1. 18
  1. 7

    I prefer LMDB’s approach (described in this 2012 paper.) I am not an expert on this stuff, although I’ve been building my own B-tree storage manager for a few weeks, so I’m learning rapidly. Durability is hard!

    TL;DR: SQLite either updates the file in place but saves copies of the overwritten pages for rollback, or writes to a temporary log file and periodically flushes it by doing the above. LMDB treats pages as copy-on-write, although once a page has been copied once it can then be overwritten while in the same transaction. It does some very clever free-page management to provide MVCC.

    In practice LMDB is a lot faster than SQLite. There was a proof-of-concept project that replaced SQLite’s b-tree engine with LMDB and sped it up a lot, but sadly it was an old version and wasn’t kept up to date.

    1. 8

      In practice LMDB is a lot faster than SQLite.

      I feel like this needs some qualifications. There are many dimensions to performance (read vs. write, physical media like SSD, NVMe, etc.), and also hard tradeoffs that different projects reconcile in different ways (durability vs. performance).

      I’m not an expert either but these comments give more color on the subtleties:

      https://news.ycombinator.com/item?id=18413743

      Some people say LMDB loses ACID semantics to be fast in certain situations; some people say RockDB (LevelDB fork) is massively faster, etc.

      It’s very easy to make a proof of concept that’s faster (namely because it doesn’t have to work all the time, and because you probably don’t know if it doesn’t work all the time!).

      1. 1

        I think you’re referring to this comment about ACID:

        • LMDB by default provides full ACID semantics, which means that after every key-value write committed, it needs to sync to disk. Apparently if this happens tens of times per second, your system performance will suffer.
        • LMDB provides a super-fast asynchronous mode (MDB_NOSYNC), and this is the one most often benchmarked. Writes are super-fast with this. But a little known fact is that you lose all of ACID[…]

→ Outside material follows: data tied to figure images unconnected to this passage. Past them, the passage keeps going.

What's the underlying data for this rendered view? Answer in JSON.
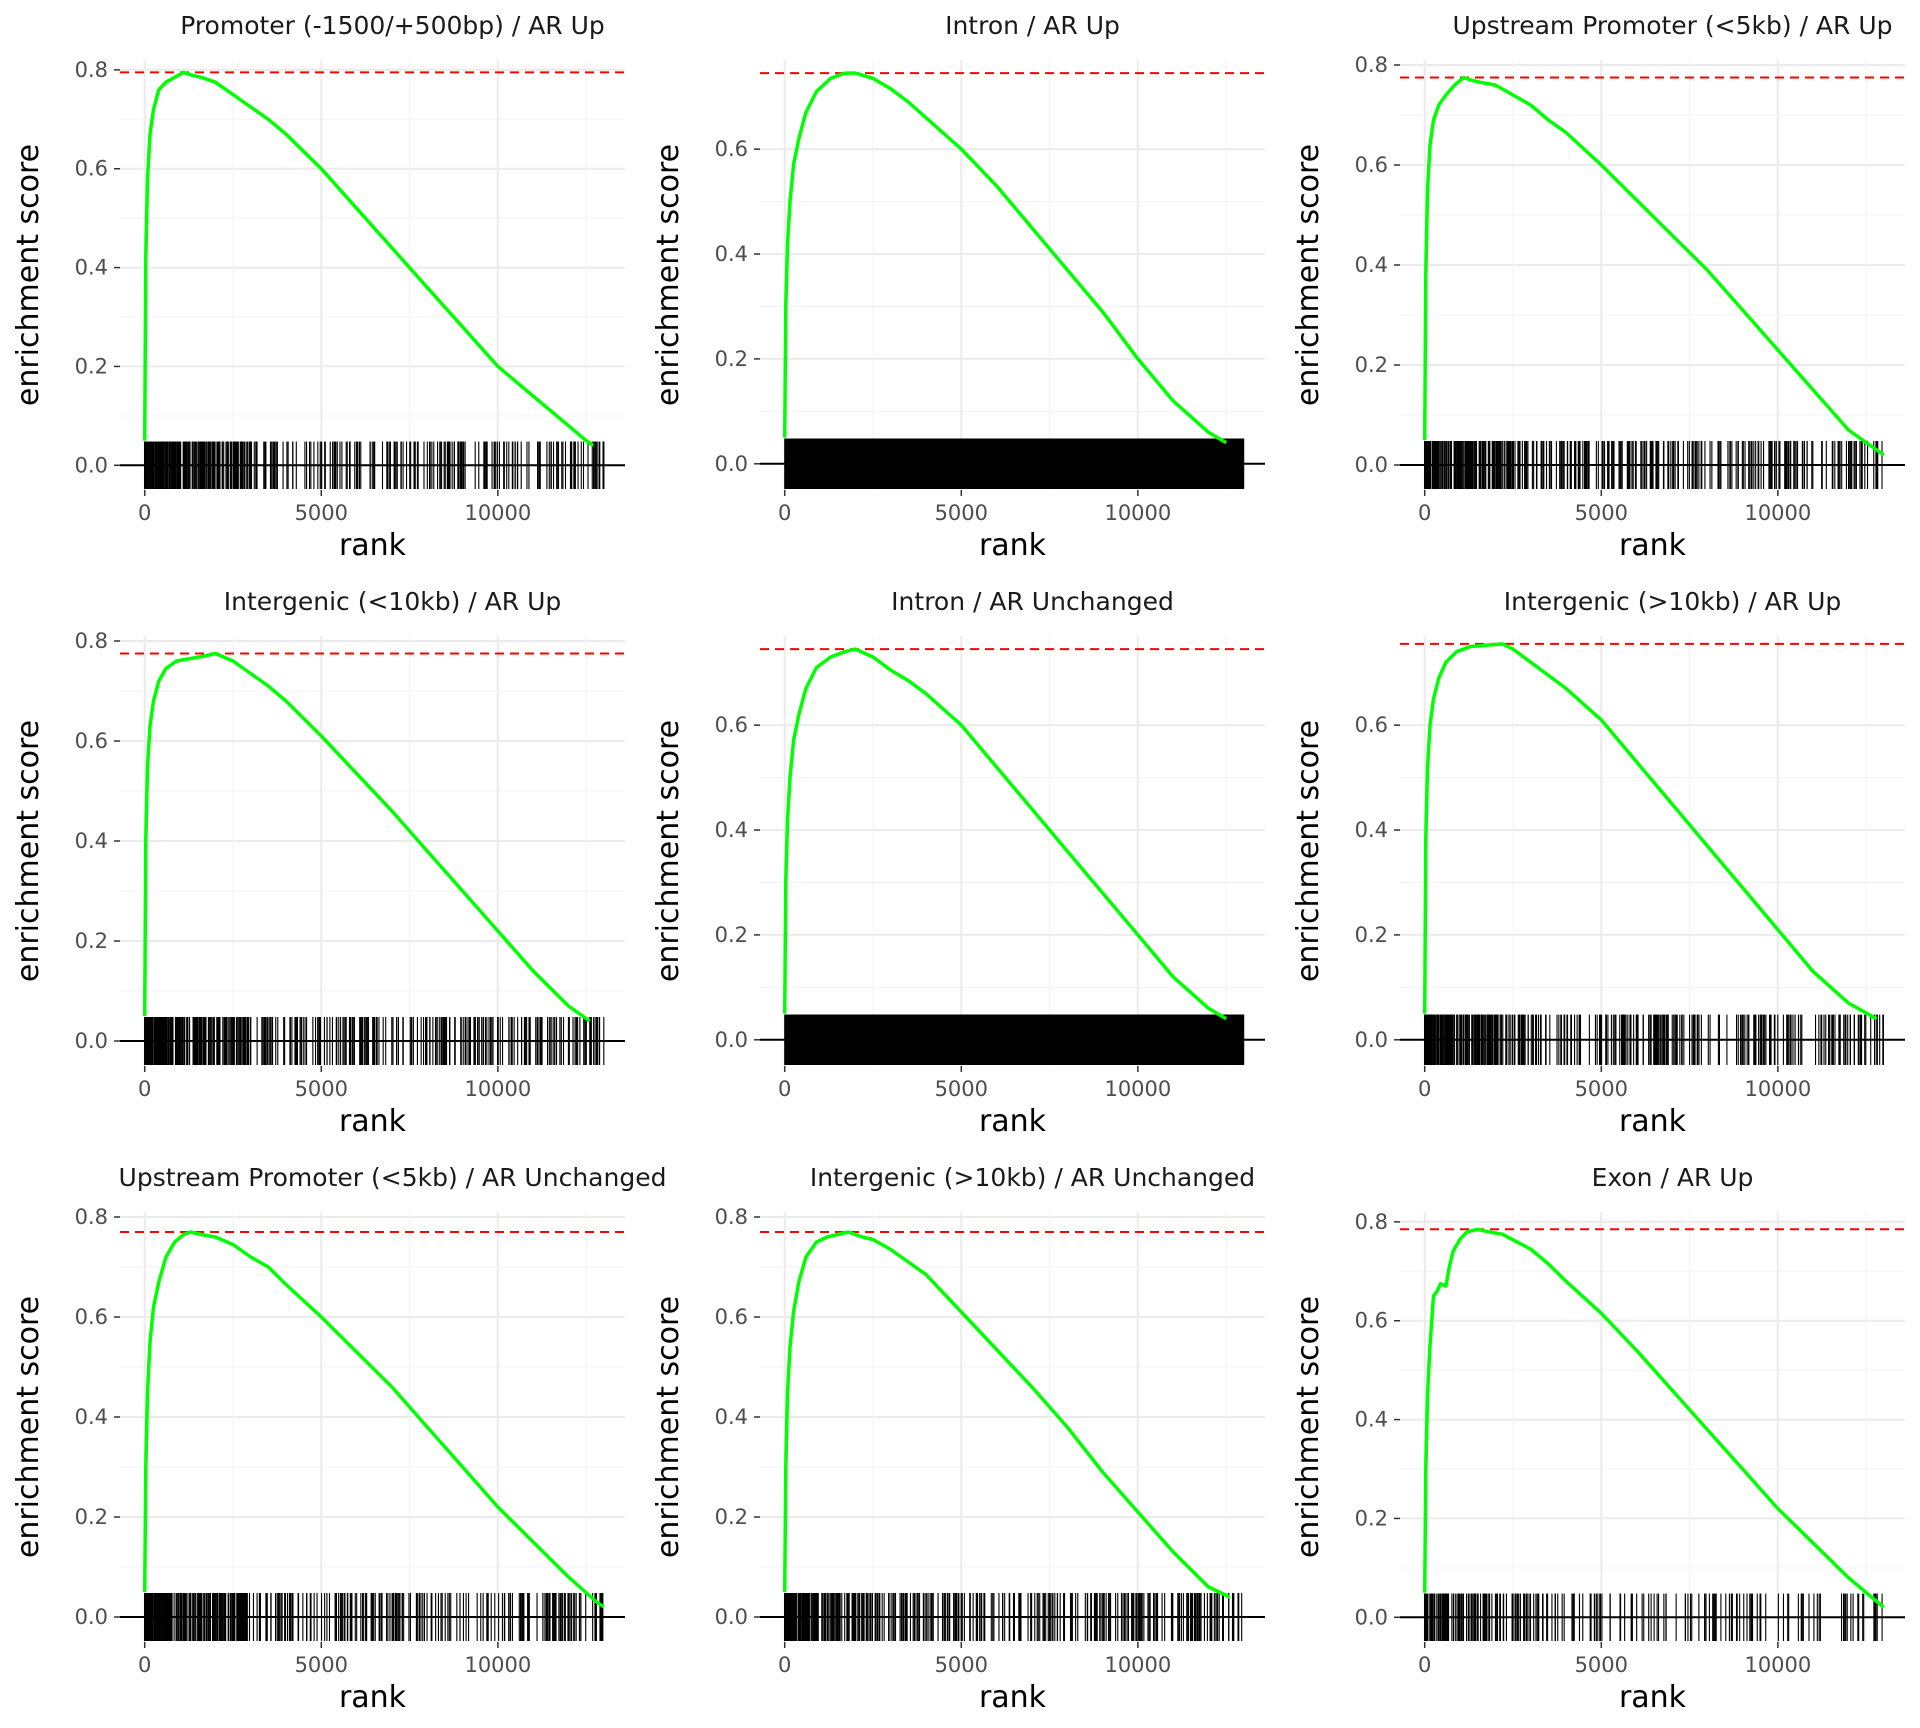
{
  "figure": {
    "colors": {
      "curve": "#00ff00",
      "max_line": "#ff0000",
      "ticks": "#000000",
      "grid": "#ebebeb",
      "background": "#ffffff"
    }
  },
  "chart_data": [
    {
      "type": "line",
      "title": "Promoter (-1500/+500bp) / AR Up",
      "xlabel": "rank",
      "ylabel": "enrichment score",
      "xlim": [
        -700,
        13600
      ],
      "ylim": [
        -0.05,
        0.82
      ],
      "xticks": [
        0,
        5000,
        10000
      ],
      "xtick_labels": [
        "0",
        "5000",
        "10000"
      ],
      "yticks": [
        0,
        0.2,
        0.4,
        0.6,
        0.8
      ],
      "ytick_labels": [
        "0.0",
        "0.2",
        "0.4",
        "0.6",
        "0.8"
      ],
      "max_es": 0.795,
      "grid": true,
      "hit_density": "medium",
      "hit_gap": [
        6150,
        6320
      ],
      "series": [
        {
          "x": [
            0,
            30,
            80,
            150,
            250,
            400,
            600,
            850,
            1100,
            1300,
            1600,
            2000,
            2500,
            3000,
            3500,
            4000,
            5000,
            6000,
            7000,
            8000,
            9000,
            10000,
            11000,
            12000,
            12500,
            12700
          ],
          "y": [
            0.05,
            0.42,
            0.58,
            0.67,
            0.72,
            0.76,
            0.775,
            0.785,
            0.795,
            0.79,
            0.785,
            0.775,
            0.75,
            0.725,
            0.7,
            0.67,
            0.6,
            0.52,
            0.44,
            0.36,
            0.28,
            0.2,
            0.14,
            0.08,
            0.05,
            0.04
          ]
        }
      ]
    },
    {
      "type": "line",
      "title": "Intron / AR Up",
      "xlabel": "rank",
      "ylabel": "enrichment score",
      "xlim": [
        -700,
        13600
      ],
      "ylim": [
        -0.05,
        0.77
      ],
      "xticks": [
        0,
        5000,
        10000
      ],
      "xtick_labels": [
        "0",
        "5000",
        "10000"
      ],
      "yticks": [
        0,
        0.2,
        0.4,
        0.6
      ],
      "ytick_labels": [
        "0.0",
        "0.2",
        "0.4",
        "0.6"
      ],
      "max_es": 0.745,
      "grid": true,
      "hit_density": "dense",
      "series": [
        {
          "x": [
            0,
            30,
            80,
            150,
            250,
            400,
            600,
            900,
            1300,
            1700,
            2000,
            2500,
            3000,
            3500,
            4000,
            5000,
            6000,
            7000,
            8000,
            9000,
            10000,
            11000,
            12000,
            12500
          ],
          "y": [
            0.05,
            0.3,
            0.42,
            0.5,
            0.57,
            0.62,
            0.67,
            0.71,
            0.735,
            0.745,
            0.745,
            0.735,
            0.715,
            0.69,
            0.66,
            0.6,
            0.53,
            0.45,
            0.37,
            0.29,
            0.2,
            0.12,
            0.06,
            0.04
          ]
        }
      ]
    },
    {
      "type": "line",
      "title": "Upstream Promoter (<5kb) / AR Up",
      "xlabel": "rank",
      "ylabel": "enrichment score",
      "xlim": [
        -700,
        13600
      ],
      "ylim": [
        -0.05,
        0.81
      ],
      "xticks": [
        0,
        5000,
        10000
      ],
      "xtick_labels": [
        "0",
        "5000",
        "10000"
      ],
      "yticks": [
        0,
        0.2,
        0.4,
        0.6,
        0.8
      ],
      "ytick_labels": [
        "0.0",
        "0.2",
        "0.4",
        "0.6",
        "0.8"
      ],
      "max_es": 0.775,
      "grid": true,
      "hit_density": "medium",
      "series": [
        {
          "x": [
            0,
            30,
            80,
            150,
            250,
            400,
            600,
            850,
            1100,
            1300,
            1600,
            2000,
            2500,
            3000,
            3500,
            4000,
            5000,
            6000,
            7000,
            8000,
            9000,
            10000,
            11000,
            12000,
            12800,
            13000
          ],
          "y": [
            0.05,
            0.38,
            0.55,
            0.64,
            0.69,
            0.72,
            0.74,
            0.76,
            0.775,
            0.77,
            0.765,
            0.76,
            0.74,
            0.72,
            0.69,
            0.665,
            0.6,
            0.53,
            0.46,
            0.39,
            0.31,
            0.23,
            0.15,
            0.07,
            0.03,
            0.02
          ]
        }
      ]
    },
    {
      "type": "line",
      "title": "Intergenic (<10kb) / AR Up",
      "xlabel": "rank",
      "ylabel": "enrichment score",
      "xlim": [
        -700,
        13600
      ],
      "ylim": [
        -0.05,
        0.81
      ],
      "xticks": [
        0,
        5000,
        10000
      ],
      "xtick_labels": [
        "0",
        "5000",
        "10000"
      ],
      "yticks": [
        0,
        0.2,
        0.4,
        0.6,
        0.8
      ],
      "ytick_labels": [
        "0.0",
        "0.2",
        "0.4",
        "0.6",
        "0.8"
      ],
      "max_es": 0.775,
      "grid": true,
      "hit_density": "medium",
      "series": [
        {
          "x": [
            0,
            30,
            80,
            150,
            250,
            400,
            600,
            900,
            1300,
            1700,
            2000,
            2500,
            3000,
            3500,
            4000,
            5000,
            6000,
            7000,
            8000,
            9000,
            10000,
            11000,
            12000,
            12600
          ],
          "y": [
            0.05,
            0.4,
            0.55,
            0.63,
            0.68,
            0.72,
            0.745,
            0.76,
            0.765,
            0.77,
            0.775,
            0.76,
            0.735,
            0.71,
            0.68,
            0.61,
            0.535,
            0.46,
            0.38,
            0.3,
            0.22,
            0.14,
            0.07,
            0.04
          ]
        }
      ]
    },
    {
      "type": "line",
      "title": "Intron / AR Unchanged",
      "xlabel": "rank",
      "ylabel": "enrichment score",
      "xlim": [
        -700,
        13600
      ],
      "ylim": [
        -0.05,
        0.77
      ],
      "xticks": [
        0,
        5000,
        10000
      ],
      "xtick_labels": [
        "0",
        "5000",
        "10000"
      ],
      "yticks": [
        0,
        0.2,
        0.4,
        0.6
      ],
      "ytick_labels": [
        "0.0",
        "0.2",
        "0.4",
        "0.6"
      ],
      "max_es": 0.745,
      "grid": true,
      "hit_density": "dense",
      "series": [
        {
          "x": [
            0,
            30,
            80,
            150,
            250,
            400,
            600,
            900,
            1300,
            1700,
            2000,
            2500,
            3000,
            3500,
            4000,
            5000,
            6000,
            7000,
            8000,
            9000,
            10000,
            11000,
            12000,
            12500
          ],
          "y": [
            0.05,
            0.3,
            0.42,
            0.5,
            0.57,
            0.62,
            0.67,
            0.71,
            0.73,
            0.74,
            0.745,
            0.73,
            0.705,
            0.685,
            0.66,
            0.6,
            0.52,
            0.44,
            0.36,
            0.28,
            0.2,
            0.12,
            0.06,
            0.04
          ]
        }
      ]
    },
    {
      "type": "line",
      "title": "Intergenic (>10kb) / AR Up",
      "xlabel": "rank",
      "ylabel": "enrichment score",
      "xlim": [
        -700,
        13600
      ],
      "ylim": [
        -0.05,
        0.77
      ],
      "xticks": [
        0,
        5000,
        10000
      ],
      "xtick_labels": [
        "0",
        "5000",
        "10000"
      ],
      "yticks": [
        0,
        0.2,
        0.4,
        0.6
      ],
      "ytick_labels": [
        "0.0",
        "0.2",
        "0.4",
        "0.6"
      ],
      "max_es": 0.755,
      "grid": true,
      "hit_density": "medium",
      "series": [
        {
          "x": [
            0,
            30,
            80,
            150,
            250,
            400,
            600,
            900,
            1300,
            1700,
            2200,
            2500,
            3000,
            3500,
            4000,
            5000,
            6000,
            7000,
            8000,
            9000,
            10000,
            11000,
            12000,
            12800
          ],
          "y": [
            0.05,
            0.38,
            0.52,
            0.6,
            0.65,
            0.69,
            0.72,
            0.74,
            0.75,
            0.752,
            0.755,
            0.745,
            0.72,
            0.695,
            0.67,
            0.61,
            0.53,
            0.45,
            0.37,
            0.29,
            0.21,
            0.13,
            0.07,
            0.04
          ]
        }
      ]
    },
    {
      "type": "line",
      "title": "Upstream Promoter (<5kb) / AR Unchanged",
      "xlabel": "rank",
      "ylabel": "enrichment score",
      "xlim": [
        -700,
        13600
      ],
      "ylim": [
        -0.05,
        0.81
      ],
      "xticks": [
        0,
        5000,
        10000
      ],
      "xtick_labels": [
        "0",
        "5000",
        "10000"
      ],
      "yticks": [
        0,
        0.2,
        0.4,
        0.6,
        0.8
      ],
      "ytick_labels": [
        "0.0",
        "0.2",
        "0.4",
        "0.6",
        "0.8"
      ],
      "max_es": 0.77,
      "grid": true,
      "hit_density": "medium",
      "series": [
        {
          "x": [
            0,
            30,
            80,
            150,
            250,
            400,
            600,
            850,
            1100,
            1300,
            1600,
            2000,
            2500,
            3000,
            3500,
            4000,
            5000,
            6000,
            7000,
            8000,
            9000,
            10000,
            11000,
            12000,
            12800,
            13000
          ],
          "y": [
            0.05,
            0.3,
            0.45,
            0.55,
            0.62,
            0.67,
            0.72,
            0.75,
            0.765,
            0.77,
            0.765,
            0.76,
            0.745,
            0.72,
            0.7,
            0.665,
            0.6,
            0.53,
            0.46,
            0.38,
            0.3,
            0.22,
            0.15,
            0.08,
            0.03,
            0.02
          ]
        }
      ]
    },
    {
      "type": "line",
      "title": "Intergenic (>10kb) / AR Unchanged",
      "xlabel": "rank",
      "ylabel": "enrichment score",
      "xlim": [
        -700,
        13600
      ],
      "ylim": [
        -0.05,
        0.81
      ],
      "xticks": [
        0,
        5000,
        10000
      ],
      "xtick_labels": [
        "0",
        "5000",
        "10000"
      ],
      "yticks": [
        0,
        0.2,
        0.4,
        0.6,
        0.8
      ],
      "ytick_labels": [
        "0.0",
        "0.2",
        "0.4",
        "0.6",
        "0.8"
      ],
      "max_es": 0.77,
      "grid": true,
      "hit_density": "medium",
      "series": [
        {
          "x": [
            0,
            30,
            80,
            150,
            250,
            400,
            600,
            900,
            1200,
            1500,
            1800,
            2200,
            2500,
            3000,
            3500,
            4000,
            5000,
            6000,
            7000,
            8000,
            9000,
            10000,
            11000,
            12000,
            12600
          ],
          "y": [
            0.05,
            0.3,
            0.45,
            0.54,
            0.61,
            0.67,
            0.72,
            0.75,
            0.76,
            0.765,
            0.77,
            0.76,
            0.755,
            0.735,
            0.71,
            0.685,
            0.61,
            0.535,
            0.46,
            0.38,
            0.29,
            0.21,
            0.13,
            0.06,
            0.04
          ]
        }
      ]
    },
    {
      "type": "line",
      "title": "Exon / AR Up",
      "xlabel": "rank",
      "ylabel": "enrichment score",
      "xlim": [
        -700,
        13600
      ],
      "ylim": [
        -0.05,
        0.82
      ],
      "xticks": [
        0,
        5000,
        10000
      ],
      "xtick_labels": [
        "0",
        "5000",
        "10000"
      ],
      "yticks": [
        0,
        0.2,
        0.4,
        0.6,
        0.8
      ],
      "ytick_labels": [
        "0.0",
        "0.2",
        "0.4",
        "0.6",
        "0.8"
      ],
      "max_es": 0.785,
      "grid": true,
      "hit_density": "sparse",
      "series": [
        {
          "x": [
            0,
            30,
            80,
            150,
            250,
            350,
            450,
            600,
            700,
            800,
            1000,
            1200,
            1500,
            1800,
            2200,
            2600,
            3000,
            3500,
            4000,
            5000,
            6000,
            7000,
            8000,
            9000,
            10000,
            11000,
            12000,
            13000
          ],
          "y": [
            0.05,
            0.3,
            0.45,
            0.55,
            0.65,
            0.66,
            0.675,
            0.67,
            0.71,
            0.74,
            0.765,
            0.78,
            0.785,
            0.78,
            0.775,
            0.76,
            0.745,
            0.715,
            0.68,
            0.615,
            0.54,
            0.46,
            0.38,
            0.3,
            0.22,
            0.15,
            0.08,
            0.02
          ]
        }
      ]
    }
  ]
}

        Yes, just like SQLite, commits are expensive because they provide durability. But the performance of commits (the full disk flush) isn’t nearly as bad with SSDs. If you find it a problem, you can leave a transaction open and just commit-and-reopen periodically; at worst you’ll lose changes in the latest transaction.

        You might also check out libMDBX, a fork of LMDB with a lot of optimizations and improvements. I was working with it last year, because development of LMDB itself seems to have stopped or stalled since 2015.

      2. 6

        The LumoSQL project has benchmarks for most SQLite variants. Apparently the SQLite LSM tree has improved a lot and is now competitive with the LMDB backend.

        1. 2

          The SQLite LSM tree is in limbo, last I heard. It was part of a “SQLite 4 prototype that was abandoned in 2014. It’s not used in SQLite 3, unless there was a recent announcement I’ve missed.

          1. 4

            It was ported as an SQLite 3 extension in 2017, discussed here. There’s a short 2020 mailing list thread on it that suggests it’s still maintained, but not under active development due to little user interest so far.

            1. 2

              Yeah right, I actually meant to say the default KV store.

              By January 2020 the LumoSQL project concluded: Howard’s 2013 performance work is reproducible SQLite’s key-value store improved in performance since 2013, getting close to parity with LMDB by some measures

          2. 2

            Thank you for the link to the LMDB paper!